Less than one week after the members of the Boards of Medicine and Osteopathic Medicine meet jointly in Tallahassee to discuss the headline-grabbing issue of gender-affirming care the members of the Joint Rules/Legislative Committee will have the proposed language to consider for approval when they meet in Tampa Oct. 6.

Members of the joint committee will hear from experts for two of those hours, but the 1,000-plus page recently released public book doesn’t identify the names of the “subject experts” or how many experts will present testimony.

If approved by the joint committee the Board of Medicine could agree to publish “proposed rules” as early as Oct. 7 and the Board of Osteopathic Medicine could agree to publish a proposed rule at its Nov. 4 meeting.

Once designated a proposed rule, the state has 21 days to finalize the proposal. That time is tolled, however, if someone requests a rule hearing. The clock also is stopped if someone requests a formal challenge to the proposed rule. Proposed rules cannot take effect if they have been challenged at the state Division of Administrative Hearings.

The medical boards agreed to develop a state-specific standard of care guidelines for the treatment of gender dysphoria in August. Though the board had not previously delved into the issue they agreed to do so at the behest of state Surgeon General Joseph Ladapo.

He petitioned the board to consider amending its standard-of-care rules to prohibit patients under the age of 18 from receiving sex-reassignment surgery and puberty-blocking hormone and hormone antagonist treatments. The proposal also would have the board change the standard of care rules to require older patients to sign a consent form and to wait 24 hours before starting such treatments.

While he has not been shy about pushing proposals through the Legislature that the LGBTQ+ community says target them, Gov. Ron DeSantis has been able to limit access to gender-affirming health care through his administrative power by having his health care agencies pass regulations addressing the issue.

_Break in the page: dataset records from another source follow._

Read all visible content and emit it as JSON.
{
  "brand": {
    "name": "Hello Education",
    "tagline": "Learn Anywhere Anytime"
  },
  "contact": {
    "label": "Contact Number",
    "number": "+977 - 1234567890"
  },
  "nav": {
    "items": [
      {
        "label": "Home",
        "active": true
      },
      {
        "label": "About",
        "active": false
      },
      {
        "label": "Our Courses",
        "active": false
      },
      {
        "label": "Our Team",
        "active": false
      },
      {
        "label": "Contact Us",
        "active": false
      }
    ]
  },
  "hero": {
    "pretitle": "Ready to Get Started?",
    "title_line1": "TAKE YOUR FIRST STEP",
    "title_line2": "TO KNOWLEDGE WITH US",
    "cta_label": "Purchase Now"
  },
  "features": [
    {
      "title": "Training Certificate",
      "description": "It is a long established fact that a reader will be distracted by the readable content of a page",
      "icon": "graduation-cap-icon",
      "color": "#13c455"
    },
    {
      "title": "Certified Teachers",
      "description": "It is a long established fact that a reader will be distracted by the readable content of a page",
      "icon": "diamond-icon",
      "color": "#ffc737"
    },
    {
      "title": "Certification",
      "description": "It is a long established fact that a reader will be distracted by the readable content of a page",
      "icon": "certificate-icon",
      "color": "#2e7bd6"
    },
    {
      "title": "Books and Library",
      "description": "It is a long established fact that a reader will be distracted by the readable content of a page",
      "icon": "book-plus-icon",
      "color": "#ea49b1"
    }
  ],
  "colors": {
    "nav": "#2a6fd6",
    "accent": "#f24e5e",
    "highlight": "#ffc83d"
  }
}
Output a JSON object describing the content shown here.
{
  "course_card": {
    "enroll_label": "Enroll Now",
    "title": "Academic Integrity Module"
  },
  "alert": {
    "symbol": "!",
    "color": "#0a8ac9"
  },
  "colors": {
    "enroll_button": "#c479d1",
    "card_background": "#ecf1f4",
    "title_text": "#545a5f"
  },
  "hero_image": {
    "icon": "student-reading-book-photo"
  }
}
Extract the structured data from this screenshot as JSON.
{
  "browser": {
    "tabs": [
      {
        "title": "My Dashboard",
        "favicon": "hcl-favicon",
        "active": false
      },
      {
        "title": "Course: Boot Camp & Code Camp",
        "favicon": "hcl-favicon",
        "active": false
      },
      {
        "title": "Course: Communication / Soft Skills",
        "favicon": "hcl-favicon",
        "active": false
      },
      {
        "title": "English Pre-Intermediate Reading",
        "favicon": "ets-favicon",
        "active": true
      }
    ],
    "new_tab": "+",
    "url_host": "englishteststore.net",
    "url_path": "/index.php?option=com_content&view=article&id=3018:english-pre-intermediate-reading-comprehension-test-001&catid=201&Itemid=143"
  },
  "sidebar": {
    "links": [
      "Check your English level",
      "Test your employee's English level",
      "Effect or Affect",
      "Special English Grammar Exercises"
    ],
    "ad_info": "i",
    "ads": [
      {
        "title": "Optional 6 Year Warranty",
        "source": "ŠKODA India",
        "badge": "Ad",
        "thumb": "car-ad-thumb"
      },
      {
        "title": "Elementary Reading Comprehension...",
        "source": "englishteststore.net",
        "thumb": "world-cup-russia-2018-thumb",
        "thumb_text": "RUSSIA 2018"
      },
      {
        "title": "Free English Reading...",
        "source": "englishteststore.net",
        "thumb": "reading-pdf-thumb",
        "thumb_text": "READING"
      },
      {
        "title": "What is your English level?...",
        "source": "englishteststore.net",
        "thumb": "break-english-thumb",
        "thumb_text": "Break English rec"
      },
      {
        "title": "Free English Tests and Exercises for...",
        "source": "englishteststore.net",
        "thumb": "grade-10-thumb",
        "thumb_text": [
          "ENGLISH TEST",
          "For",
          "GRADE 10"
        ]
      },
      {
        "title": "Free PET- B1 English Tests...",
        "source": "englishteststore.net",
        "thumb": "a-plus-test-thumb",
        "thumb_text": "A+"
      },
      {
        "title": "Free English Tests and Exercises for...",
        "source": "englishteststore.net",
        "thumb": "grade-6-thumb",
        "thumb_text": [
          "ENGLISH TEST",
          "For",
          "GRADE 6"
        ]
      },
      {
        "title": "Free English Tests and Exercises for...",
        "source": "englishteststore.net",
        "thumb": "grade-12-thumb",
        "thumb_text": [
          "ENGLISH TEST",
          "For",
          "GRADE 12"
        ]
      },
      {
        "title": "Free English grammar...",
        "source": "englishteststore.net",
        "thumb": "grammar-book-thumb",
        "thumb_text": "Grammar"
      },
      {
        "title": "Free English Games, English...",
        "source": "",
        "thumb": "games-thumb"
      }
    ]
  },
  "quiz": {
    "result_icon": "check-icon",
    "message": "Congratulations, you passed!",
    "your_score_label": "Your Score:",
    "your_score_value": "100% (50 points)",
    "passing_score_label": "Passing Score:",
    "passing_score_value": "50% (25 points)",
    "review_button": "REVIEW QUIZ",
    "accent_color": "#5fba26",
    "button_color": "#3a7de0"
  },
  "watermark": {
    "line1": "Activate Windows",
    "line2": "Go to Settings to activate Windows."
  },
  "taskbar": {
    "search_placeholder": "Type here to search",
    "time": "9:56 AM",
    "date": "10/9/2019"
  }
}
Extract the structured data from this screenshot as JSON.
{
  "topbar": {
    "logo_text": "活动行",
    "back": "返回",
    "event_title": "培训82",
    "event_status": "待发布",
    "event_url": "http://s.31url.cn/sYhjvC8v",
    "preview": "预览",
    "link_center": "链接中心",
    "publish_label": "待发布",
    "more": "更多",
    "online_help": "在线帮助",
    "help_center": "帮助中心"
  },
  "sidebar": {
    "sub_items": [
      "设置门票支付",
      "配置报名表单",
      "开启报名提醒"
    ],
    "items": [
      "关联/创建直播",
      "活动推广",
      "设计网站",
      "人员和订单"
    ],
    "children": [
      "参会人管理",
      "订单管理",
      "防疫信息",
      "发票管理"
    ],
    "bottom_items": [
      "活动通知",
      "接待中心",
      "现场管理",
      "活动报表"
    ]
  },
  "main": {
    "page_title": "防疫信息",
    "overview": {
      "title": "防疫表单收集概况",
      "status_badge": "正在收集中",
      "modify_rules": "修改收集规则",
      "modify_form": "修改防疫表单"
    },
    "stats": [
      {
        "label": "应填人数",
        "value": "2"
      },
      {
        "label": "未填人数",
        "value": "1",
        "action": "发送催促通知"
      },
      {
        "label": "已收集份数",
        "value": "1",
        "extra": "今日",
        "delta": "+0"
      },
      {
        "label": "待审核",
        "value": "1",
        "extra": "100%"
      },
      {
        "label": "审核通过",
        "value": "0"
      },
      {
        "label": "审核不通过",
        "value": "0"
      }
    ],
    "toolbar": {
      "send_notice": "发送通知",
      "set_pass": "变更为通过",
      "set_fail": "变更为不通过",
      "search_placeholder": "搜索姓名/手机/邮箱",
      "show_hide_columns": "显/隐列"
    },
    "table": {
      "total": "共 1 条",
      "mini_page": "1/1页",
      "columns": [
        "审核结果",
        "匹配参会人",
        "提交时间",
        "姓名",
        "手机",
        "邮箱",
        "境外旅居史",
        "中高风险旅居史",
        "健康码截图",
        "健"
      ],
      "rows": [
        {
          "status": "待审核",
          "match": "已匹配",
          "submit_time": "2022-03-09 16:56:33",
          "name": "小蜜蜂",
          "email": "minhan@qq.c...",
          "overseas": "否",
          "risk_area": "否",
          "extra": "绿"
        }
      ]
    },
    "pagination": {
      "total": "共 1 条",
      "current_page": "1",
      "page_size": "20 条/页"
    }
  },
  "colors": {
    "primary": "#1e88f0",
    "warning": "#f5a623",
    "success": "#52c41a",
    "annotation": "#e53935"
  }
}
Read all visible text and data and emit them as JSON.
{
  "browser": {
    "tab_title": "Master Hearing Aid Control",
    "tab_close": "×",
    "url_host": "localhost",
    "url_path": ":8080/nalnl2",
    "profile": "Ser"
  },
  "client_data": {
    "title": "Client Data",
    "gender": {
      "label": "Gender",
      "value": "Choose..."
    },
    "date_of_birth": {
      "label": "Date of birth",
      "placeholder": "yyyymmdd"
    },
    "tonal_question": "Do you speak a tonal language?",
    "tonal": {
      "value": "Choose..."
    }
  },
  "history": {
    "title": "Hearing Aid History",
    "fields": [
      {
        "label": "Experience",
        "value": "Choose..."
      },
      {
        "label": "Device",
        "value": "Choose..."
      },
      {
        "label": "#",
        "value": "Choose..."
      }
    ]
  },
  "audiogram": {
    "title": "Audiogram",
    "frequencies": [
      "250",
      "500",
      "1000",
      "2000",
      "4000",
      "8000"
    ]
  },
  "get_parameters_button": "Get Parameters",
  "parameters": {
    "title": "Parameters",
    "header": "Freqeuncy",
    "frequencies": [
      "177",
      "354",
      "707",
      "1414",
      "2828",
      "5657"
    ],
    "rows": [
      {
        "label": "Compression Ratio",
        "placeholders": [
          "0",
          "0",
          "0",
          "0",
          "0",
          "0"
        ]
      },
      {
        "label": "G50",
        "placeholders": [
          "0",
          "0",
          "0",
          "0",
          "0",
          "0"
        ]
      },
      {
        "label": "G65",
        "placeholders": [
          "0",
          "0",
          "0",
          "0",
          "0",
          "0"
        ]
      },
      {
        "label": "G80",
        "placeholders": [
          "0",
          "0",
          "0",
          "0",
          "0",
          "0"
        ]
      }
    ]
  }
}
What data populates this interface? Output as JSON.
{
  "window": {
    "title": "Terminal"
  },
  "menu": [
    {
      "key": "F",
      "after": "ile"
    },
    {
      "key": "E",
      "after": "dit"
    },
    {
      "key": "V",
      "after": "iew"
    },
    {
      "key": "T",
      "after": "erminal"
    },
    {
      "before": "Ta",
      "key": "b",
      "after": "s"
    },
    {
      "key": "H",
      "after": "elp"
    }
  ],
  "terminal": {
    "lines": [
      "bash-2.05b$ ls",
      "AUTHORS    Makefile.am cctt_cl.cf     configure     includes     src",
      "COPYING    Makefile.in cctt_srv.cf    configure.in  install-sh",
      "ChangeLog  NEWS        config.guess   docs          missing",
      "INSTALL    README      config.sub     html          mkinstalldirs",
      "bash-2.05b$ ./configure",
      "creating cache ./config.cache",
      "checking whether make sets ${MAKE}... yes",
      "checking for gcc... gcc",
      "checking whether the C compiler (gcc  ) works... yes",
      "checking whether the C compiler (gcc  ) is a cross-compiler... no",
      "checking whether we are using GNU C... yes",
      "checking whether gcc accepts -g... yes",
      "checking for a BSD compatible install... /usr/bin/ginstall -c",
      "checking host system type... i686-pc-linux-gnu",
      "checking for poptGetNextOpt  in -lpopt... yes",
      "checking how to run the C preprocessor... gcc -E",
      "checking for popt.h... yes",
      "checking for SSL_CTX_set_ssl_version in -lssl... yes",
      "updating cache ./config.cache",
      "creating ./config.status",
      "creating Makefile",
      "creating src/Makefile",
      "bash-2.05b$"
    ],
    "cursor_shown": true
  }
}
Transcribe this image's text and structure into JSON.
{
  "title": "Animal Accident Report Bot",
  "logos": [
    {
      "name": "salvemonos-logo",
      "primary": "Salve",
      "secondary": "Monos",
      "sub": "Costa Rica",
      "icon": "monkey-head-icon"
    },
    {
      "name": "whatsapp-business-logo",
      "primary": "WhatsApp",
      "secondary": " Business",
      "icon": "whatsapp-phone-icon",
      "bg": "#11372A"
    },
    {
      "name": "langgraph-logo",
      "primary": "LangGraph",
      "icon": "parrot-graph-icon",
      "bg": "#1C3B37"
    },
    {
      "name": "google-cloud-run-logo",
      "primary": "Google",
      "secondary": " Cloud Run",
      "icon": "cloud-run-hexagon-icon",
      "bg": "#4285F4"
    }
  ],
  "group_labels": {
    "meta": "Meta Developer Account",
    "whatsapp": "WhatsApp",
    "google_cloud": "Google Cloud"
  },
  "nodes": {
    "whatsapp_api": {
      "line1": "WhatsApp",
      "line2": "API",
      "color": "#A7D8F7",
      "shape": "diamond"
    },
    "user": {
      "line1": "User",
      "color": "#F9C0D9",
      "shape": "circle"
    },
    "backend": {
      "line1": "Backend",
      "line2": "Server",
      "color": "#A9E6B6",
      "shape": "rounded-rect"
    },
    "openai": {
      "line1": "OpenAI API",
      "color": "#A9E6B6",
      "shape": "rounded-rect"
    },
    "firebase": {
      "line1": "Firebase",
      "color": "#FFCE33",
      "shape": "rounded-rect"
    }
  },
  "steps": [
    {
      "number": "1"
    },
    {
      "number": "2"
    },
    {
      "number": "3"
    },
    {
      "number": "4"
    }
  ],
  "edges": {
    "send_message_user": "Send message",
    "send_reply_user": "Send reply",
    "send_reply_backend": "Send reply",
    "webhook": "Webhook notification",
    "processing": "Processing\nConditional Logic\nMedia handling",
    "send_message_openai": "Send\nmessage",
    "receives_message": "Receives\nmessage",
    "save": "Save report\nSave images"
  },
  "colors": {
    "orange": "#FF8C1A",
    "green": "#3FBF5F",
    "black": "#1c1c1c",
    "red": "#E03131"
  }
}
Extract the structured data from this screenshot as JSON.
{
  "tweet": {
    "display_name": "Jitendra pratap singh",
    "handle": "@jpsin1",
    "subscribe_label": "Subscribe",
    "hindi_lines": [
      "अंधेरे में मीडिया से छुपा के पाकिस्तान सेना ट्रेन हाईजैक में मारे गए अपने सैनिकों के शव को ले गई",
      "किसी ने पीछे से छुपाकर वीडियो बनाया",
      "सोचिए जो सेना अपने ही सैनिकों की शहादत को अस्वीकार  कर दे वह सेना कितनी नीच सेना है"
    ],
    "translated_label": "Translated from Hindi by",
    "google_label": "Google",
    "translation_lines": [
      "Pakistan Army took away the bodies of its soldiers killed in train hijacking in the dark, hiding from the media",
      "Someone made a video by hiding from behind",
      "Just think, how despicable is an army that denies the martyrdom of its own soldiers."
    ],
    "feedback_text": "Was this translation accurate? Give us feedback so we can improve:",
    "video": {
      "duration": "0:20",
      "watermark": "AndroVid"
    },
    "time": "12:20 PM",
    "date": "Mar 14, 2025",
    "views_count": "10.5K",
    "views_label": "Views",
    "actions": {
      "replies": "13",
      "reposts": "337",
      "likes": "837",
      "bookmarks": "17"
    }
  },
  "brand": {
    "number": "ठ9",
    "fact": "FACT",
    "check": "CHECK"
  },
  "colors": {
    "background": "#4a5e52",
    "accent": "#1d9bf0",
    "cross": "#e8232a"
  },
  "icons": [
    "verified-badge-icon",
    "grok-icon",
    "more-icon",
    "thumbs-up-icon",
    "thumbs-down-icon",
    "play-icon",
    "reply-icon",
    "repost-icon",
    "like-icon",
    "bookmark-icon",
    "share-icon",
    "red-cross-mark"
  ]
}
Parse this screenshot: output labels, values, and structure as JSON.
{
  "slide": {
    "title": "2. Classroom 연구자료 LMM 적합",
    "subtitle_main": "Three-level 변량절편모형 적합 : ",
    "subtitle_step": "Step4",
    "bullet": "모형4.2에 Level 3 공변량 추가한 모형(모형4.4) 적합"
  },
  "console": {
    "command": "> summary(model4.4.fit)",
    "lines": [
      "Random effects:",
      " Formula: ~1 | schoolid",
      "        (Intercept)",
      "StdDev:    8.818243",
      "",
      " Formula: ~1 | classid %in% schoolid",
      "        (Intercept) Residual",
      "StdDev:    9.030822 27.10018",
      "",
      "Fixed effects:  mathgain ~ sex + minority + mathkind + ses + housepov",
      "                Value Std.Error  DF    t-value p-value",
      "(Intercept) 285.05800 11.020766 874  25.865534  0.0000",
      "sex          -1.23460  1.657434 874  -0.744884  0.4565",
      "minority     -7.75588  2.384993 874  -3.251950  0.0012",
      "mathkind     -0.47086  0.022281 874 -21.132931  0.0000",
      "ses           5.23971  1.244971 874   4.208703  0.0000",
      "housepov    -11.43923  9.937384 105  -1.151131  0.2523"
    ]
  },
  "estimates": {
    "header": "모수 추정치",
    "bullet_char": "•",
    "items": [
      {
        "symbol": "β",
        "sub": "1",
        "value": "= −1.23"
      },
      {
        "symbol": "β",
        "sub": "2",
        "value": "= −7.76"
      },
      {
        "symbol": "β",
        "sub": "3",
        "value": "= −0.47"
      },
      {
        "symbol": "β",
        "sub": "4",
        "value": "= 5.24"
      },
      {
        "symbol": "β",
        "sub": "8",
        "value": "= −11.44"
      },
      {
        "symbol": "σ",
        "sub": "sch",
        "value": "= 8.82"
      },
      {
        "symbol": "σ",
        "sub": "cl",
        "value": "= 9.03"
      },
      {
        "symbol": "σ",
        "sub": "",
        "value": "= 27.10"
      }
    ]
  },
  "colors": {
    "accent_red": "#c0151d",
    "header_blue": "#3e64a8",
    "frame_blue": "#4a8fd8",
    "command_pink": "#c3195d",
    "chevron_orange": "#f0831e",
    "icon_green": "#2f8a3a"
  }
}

Florida Medicaid, housed in the Agency for Health Care Administration (AHCA), banned reimbursement for general affirming care, a move that affects the poor, elderly and disabled who rely on the program. The ban was challenged in a Tallahassee federal court by the Southern Regional Office of Lambda Legal.

Meanwhile, by getting the medical boards, housed in the Florida Department of Health (DOH), to adopt state-specific standards-of-care the regulations would apply to all doctors providing health care and their patients, regardless of payer. The medical boards would have the authority to sanction doctors who violate the rules.

I welcome your feedback, questions and especially your tips. You can email me at SextonHealthNewsletter@gmail.com or call me at 850-251-2317.

— Cash Flow —

As a mandated $15 minimum wage requirement nears, calls for DeSantis to insert himself into a tussle between Medicaid managed care plans and the home- and community-based providers they contract with continues.

Home Care Association of Florida Executive Director Bobby Lolley sent a letter to DeSantis last week asking him to consider delaying the wage increase by a month in hopes that the Medicaid long-term care plans they contract with to provide health care services will have increased their payments. The Florida Assisted Living Association also sent a letter to the Governor’s office requesting DeSantis’ help.

Effective Oct. 1 the rates the state pays contracted Medicaid managed care long-term care plans should increase by 8.4%. Most of that rate increase is the result of a $136 million bump lawmakers included in the budget to raise the minimum wage paid to “direct caregivers” who treat the poor, elderly and disabled in Medicaid managed care plans.

Lolley said the association, which represents 2,200 home health care agencies, has been in regular contact with Medicaid officials about health plans not increasing home- and community-based providers’ reimbursements rates in time to coincide with the mandated pay increase.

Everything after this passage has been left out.